Ready for sleep training
If your baby hasn't yet settled into a sleep pattern that fits your family life, now might be a good time to try some type of sleep training. Sleep training methods can help your baby go to sleep more easily, sleep for longer periods at night, and keep more regular hours.
Sleeping through the night
If your baby now sleeps for nine or ten hours at night, it means he or she has figured out how to settle back to sleep – a sign that you're raising a good sleeper.
If your baby's still waking up at night for feedings, he or she is probably ready for night weaning, if that's what you choose. But babies this age don't necessarily wake up because they're hungry.
We all wake up several times every night for brief periods of time. And as adults, we put ourselves back to sleep each time – so quickly we don't even remember it in the morning. If your baby hasn't mastered this skill, he or she will wake up and cry during the night even if he or she isn't hungry.
Waking up again
Don't be surprised if your sound sleeper suddenly becomes a night owl or has a hard time falling asleep at this age. Why? Sleep disturbances often go hand-in-hand with reaching major milestones in cognitive and motor development and with separation anxiety.
At 9 to 12 months, your baby's likely to be crawling, pulling up, and learning to walk. And because he or she is refining and expanding on these skills, your baby may wake up at night to practice or be too excited to fall asleep. If your baby can't self-soothe back to sleep, he or she will end up crying for you.
Separation anxiety could also be the cause of your baby's wake-up calls. Waking up and finding you not there may cause some distress. But your baby will probably calm down as soon as you enter the room and greet him or her.
How you can establish healthy sleep habits
This is a time to continue working on the techniques you and your baby learned in the first nine months, including:
Stick to a consistent bedtime routine.
We can't say it often enough: You and your baby will both benefit from a nightly bedtime ritual. You can opt for the tried-and-true – giving a bath, reading a bedtime story, and tucking your baby in – or add a quiet game into the mix.
Make sure your baby finds the routine soothing. For example, if he or she hates taking baths, move them earlier in the day. Or sing songs if he or she would rather chew on a book than be read to. Just be sure to follow the same routine every night. Children thrive on consistency and feel more secure when they know what to expect.
Make sure your baby has a regular schedule.
Bedtime may go more smoothly if you make an effort to keep the rest of your baby's daily schedule consistent, too. If your baby naps, eats, plays, and gets ready for bed at about the same time every day, he or she will be much more likely to fall asleep without a struggle.
Give your child plenty of chances to fall asleep on his or her own.

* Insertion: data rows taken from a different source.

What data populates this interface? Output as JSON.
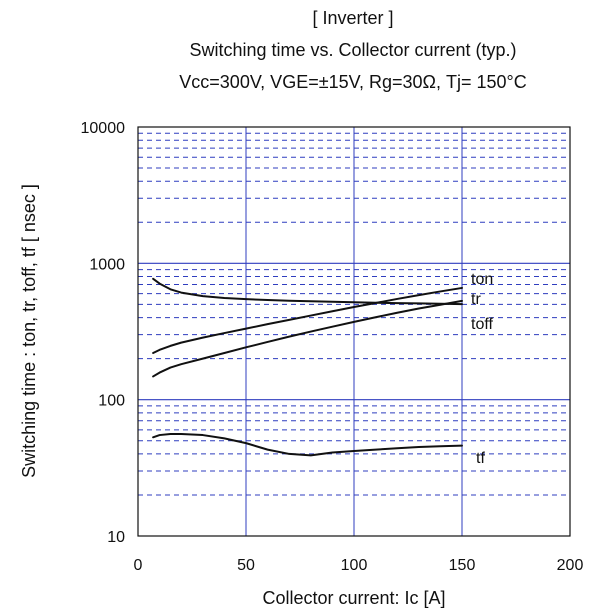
{
  "chart_data": {
    "type": "line",
    "title": "[ Inverter ]",
    "subtitle": "Switching time  vs.  Collector current  (typ.)",
    "conditions": "Vcc=300V,  VGE=±15V,  Rg=30Ω,  Tj= 150°C",
    "xlabel": "Collector current: Ic [A]",
    "ylabel": "Switching time  :  ton, tr, toff, tf  [ nsec ]",
    "xlim": [
      0,
      200
    ],
    "ylim": [
      10,
      10000
    ],
    "y_scale": "log",
    "grid": true,
    "x_ticks": [
      0,
      50,
      100,
      150,
      200
    ],
    "x_tick_labels": [
      "0",
      "50",
      "100",
      "150",
      "200"
    ],
    "y_ticks": [
      10,
      100,
      1000,
      10000
    ],
    "y_tick_labels": [
      "10",
      "100",
      "1000",
      "10000"
    ],
    "series": [
      {
        "name": "ton",
        "x": [
          7,
          10,
          15,
          20,
          30,
          40,
          50,
          60,
          70,
          80,
          90,
          100,
          110,
          120,
          130,
          140,
          150
        ],
        "values": [
          220,
          232,
          248,
          262,
          285,
          308,
          332,
          358,
          385,
          414,
          445,
          478,
          512,
          548,
          585,
          622,
          660
        ]
      },
      {
        "name": "tr",
        "x": [
          7,
          10,
          15,
          20,
          30,
          40,
          50,
          60,
          70,
          80,
          90,
          100,
          110,
          120,
          130,
          140,
          150
        ],
        "values": [
          148,
          158,
          172,
          182,
          200,
          220,
          242,
          265,
          290,
          316,
          343,
          372,
          402,
          434,
          466,
          497,
          530
        ]
      },
      {
        "name": "toff",
        "x": [
          7,
          10,
          15,
          20,
          30,
          40,
          50,
          60,
          70,
          80,
          90,
          100,
          110,
          120,
          130,
          140,
          150
        ],
        "values": [
          770,
          710,
          645,
          610,
          575,
          557,
          546,
          538,
          532,
          527,
          523,
          518,
          514,
          511,
          508,
          505,
          502
        ]
      },
      {
        "name": "tf",
        "x": [
          7,
          10,
          15,
          20,
          30,
          40,
          50,
          60,
          70,
          80,
          90,
          100,
          110,
          120,
          130,
          140,
          150
        ],
        "values": [
          53,
          55,
          56,
          56,
          55,
          52,
          48,
          43,
          40,
          39,
          41,
          42,
          43,
          44,
          45,
          45.5,
          46
        ]
      }
    ],
    "colors": {
      "grid_major": "#2f3dbf",
      "grid_minor": "#2f3dbf",
      "axis": "#111111",
      "series": "#111111"
    }
  }
}
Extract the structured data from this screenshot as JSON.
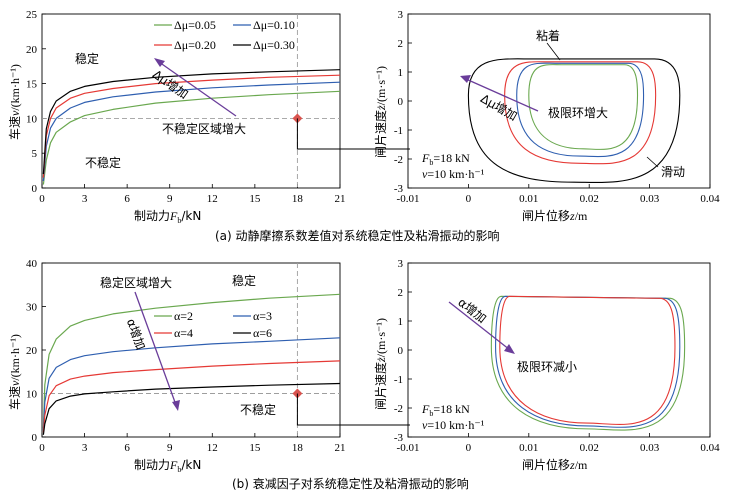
{
  "colors": {
    "green": "#6aa84f",
    "blue": "#2f5fb0",
    "red": "#e53935",
    "black": "#000000",
    "arrow": "#6a3d9a",
    "diamond": "#d9544f",
    "dash": "#9e9e9e"
  },
  "captions": {
    "a": "(a) 动静摩擦系数差值对系统稳定性及粘滑振动的影响",
    "b": "(b) 衰减因子对系统稳定性及粘滑振动的影响"
  },
  "chart_data": [
    {
      "id": "a-left",
      "type": "line",
      "xlabel": "制动力F_b/kN",
      "ylabel": "车速v/(km·h⁻¹)",
      "xlim": [
        0,
        21
      ],
      "ylim": [
        0,
        25
      ],
      "xticks": [
        0,
        3,
        6,
        9,
        12,
        15,
        18,
        21
      ],
      "yticks": [
        0,
        5,
        10,
        15,
        20,
        25
      ],
      "legend": [
        "Δμ=0.05",
        "Δμ=0.10",
        "Δμ=0.20",
        "Δμ=0.30"
      ],
      "region_labels": {
        "stable": "稳定",
        "unstable": "不稳定",
        "arrow": "Δμ增加",
        "growth": "不稳定区域增大"
      },
      "reference": {
        "v": 10,
        "F": 18
      },
      "series": [
        {
          "name": "Δμ=0.05",
          "color": "green",
          "points": [
            [
              0.1,
              0.5
            ],
            [
              0.3,
              4
            ],
            [
              0.6,
              6.5
            ],
            [
              1,
              8
            ],
            [
              2,
              9.5
            ],
            [
              3,
              10.4
            ],
            [
              5,
              11.3
            ],
            [
              8,
              12.2
            ],
            [
              12,
              12.9
            ],
            [
              16,
              13.4
            ],
            [
              21,
              13.9
            ]
          ]
        },
        {
          "name": "Δμ=0.10",
          "color": "blue",
          "points": [
            [
              0.1,
              1
            ],
            [
              0.3,
              6
            ],
            [
              0.6,
              8.6
            ],
            [
              1,
              10
            ],
            [
              2,
              11.5
            ],
            [
              3,
              12.3
            ],
            [
              5,
              13.1
            ],
            [
              8,
              13.8
            ],
            [
              12,
              14.4
            ],
            [
              16,
              14.8
            ],
            [
              21,
              15.2
            ]
          ]
        },
        {
          "name": "Δμ=0.20",
          "color": "red",
          "points": [
            [
              0.1,
              1.5
            ],
            [
              0.3,
              7.5
            ],
            [
              0.6,
              10
            ],
            [
              1,
              11.5
            ],
            [
              2,
              12.9
            ],
            [
              3,
              13.6
            ],
            [
              5,
              14.3
            ],
            [
              8,
              15
            ],
            [
              12,
              15.5
            ],
            [
              16,
              15.9
            ],
            [
              21,
              16.2
            ]
          ]
        },
        {
          "name": "Δμ=0.30",
          "color": "black",
          "points": [
            [
              0.1,
              2
            ],
            [
              0.3,
              8.5
            ],
            [
              0.6,
              11
            ],
            [
              1,
              12.5
            ],
            [
              2,
              13.9
            ],
            [
              3,
              14.6
            ],
            [
              5,
              15.3
            ],
            [
              8,
              15.9
            ],
            [
              12,
              16.4
            ],
            [
              16,
              16.7
            ],
            [
              21,
              17
            ]
          ]
        }
      ]
    },
    {
      "id": "a-right",
      "type": "line",
      "xlabel": "闸片位移z/m",
      "ylabel": "闸片速度ż/(m·s⁻¹)",
      "xlim": [
        -0.01,
        0.04
      ],
      "ylim": [
        -3,
        3
      ],
      "xticks": [
        -0.01,
        0,
        0.01,
        0.02,
        0.03,
        0.04
      ],
      "yticks": [
        -3,
        -2,
        -1,
        0,
        1,
        2,
        3
      ],
      "labels": {
        "stick": "粘着",
        "slip": "滑动",
        "arrow": "Δμ增加",
        "cycle": "极限环增大",
        "force": "F_b=18 kN",
        "speed": "v=10 km·h⁻¹"
      },
      "loops": [
        {
          "name": "Δμ=0.05",
          "color": "green",
          "cx": 0.019,
          "rx": 0.009,
          "top": 1.25,
          "bottom": -1.65
        },
        {
          "name": "Δμ=0.10",
          "color": "blue",
          "cx": 0.0185,
          "rx": 0.0105,
          "top": 1.3,
          "bottom": -1.9
        },
        {
          "name": "Δμ=0.20",
          "color": "red",
          "cx": 0.0185,
          "rx": 0.0125,
          "top": 1.35,
          "bottom": -2.15
        },
        {
          "name": "Δμ=0.30",
          "color": "black",
          "cx": 0.0175,
          "rx": 0.0175,
          "top": 1.45,
          "bottom": -2.8
        }
      ]
    },
    {
      "id": "b-left",
      "type": "line",
      "xlabel": "制动力F_b/kN",
      "ylabel": "车速v/(km·h⁻¹)",
      "xlim": [
        0,
        21
      ],
      "ylim": [
        0,
        40
      ],
      "xticks": [
        0,
        3,
        6,
        9,
        12,
        15,
        18,
        21
      ],
      "yticks": [
        0,
        10,
        20,
        30,
        40
      ],
      "legend": [
        "α=2",
        "α=3",
        "α=4",
        "α=6"
      ],
      "region_labels": {
        "stable": "稳定",
        "unstable": "不稳定",
        "arrow": "α增加",
        "growth": "稳定区域增大"
      },
      "reference": {
        "v": 10,
        "F": 18
      },
      "series": [
        {
          "name": "α=2",
          "color": "green",
          "points": [
            [
              0.1,
              2
            ],
            [
              0.2,
              12
            ],
            [
              0.5,
              19
            ],
            [
              1,
              22.5
            ],
            [
              2,
              25.5
            ],
            [
              3,
              26.8
            ],
            [
              5,
              28.3
            ],
            [
              8,
              29.6
            ],
            [
              12,
              30.9
            ],
            [
              16,
              31.9
            ],
            [
              21,
              32.8
            ]
          ]
        },
        {
          "name": "α=3",
          "color": "blue",
          "points": [
            [
              0.1,
              1.5
            ],
            [
              0.2,
              8
            ],
            [
              0.5,
              13.5
            ],
            [
              1,
              16
            ],
            [
              2,
              17.8
            ],
            [
              3,
              18.7
            ],
            [
              5,
              19.6
            ],
            [
              8,
              20.5
            ],
            [
              12,
              21.4
            ],
            [
              16,
              22
            ],
            [
              21,
              22.8
            ]
          ]
        },
        {
          "name": "α=4",
          "color": "red",
          "points": [
            [
              0.1,
              1
            ],
            [
              0.2,
              5
            ],
            [
              0.5,
              9.5
            ],
            [
              1,
              11.8
            ],
            [
              2,
              13.3
            ],
            [
              3,
              14
            ],
            [
              5,
              14.8
            ],
            [
              8,
              15.5
            ],
            [
              12,
              16.3
            ],
            [
              16,
              16.9
            ],
            [
              21,
              17.5
            ]
          ]
        },
        {
          "name": "α=6",
          "color": "black",
          "points": [
            [
              0.1,
              0.5
            ],
            [
              0.2,
              3
            ],
            [
              0.5,
              6.5
            ],
            [
              1,
              8.3
            ],
            [
              2,
              9.4
            ],
            [
              3,
              9.9
            ],
            [
              5,
              10.4
            ],
            [
              8,
              11
            ],
            [
              12,
              11.5
            ],
            [
              16,
              11.9
            ],
            [
              21,
              12.3
            ]
          ]
        }
      ]
    },
    {
      "id": "b-right",
      "type": "line",
      "xlabel": "闸片位移z/m",
      "ylabel": "闸片速度ż/(m·s⁻¹)",
      "xlim": [
        -0.01,
        0.04
      ],
      "ylim": [
        -3,
        3
      ],
      "xticks": [
        -0.01,
        0,
        0.01,
        0.02,
        0.03,
        0.04
      ],
      "yticks": [
        -3,
        -2,
        -1,
        0,
        1,
        2,
        3
      ],
      "labels": {
        "arrow": "α增加",
        "cycle": "极限环减小",
        "force": "F_b=18 kN",
        "speed": "v=10 km·h⁻¹"
      },
      "loops": [
        {
          "name": "α=2",
          "color": "green",
          "left": 0.0038,
          "right": 0.0358,
          "bottom": -2.72
        },
        {
          "name": "α=3",
          "color": "blue",
          "left": 0.0045,
          "right": 0.035,
          "bottom": -2.62
        },
        {
          "name": "α=4",
          "color": "red",
          "left": 0.0052,
          "right": 0.0342,
          "bottom": -2.52
        }
      ]
    }
  ]
}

If you want your baby to sleep independently, provide lots of opportunities to practice this important skill. Instead of nursing or rocking your baby to sleep, let your baby practice falling asleep on his or her own by putting your baby in bed when he or she is relaxed and drowsy. Otherwise your baby will probably cry when he or she wakes up during the night and will need your help to drop off again.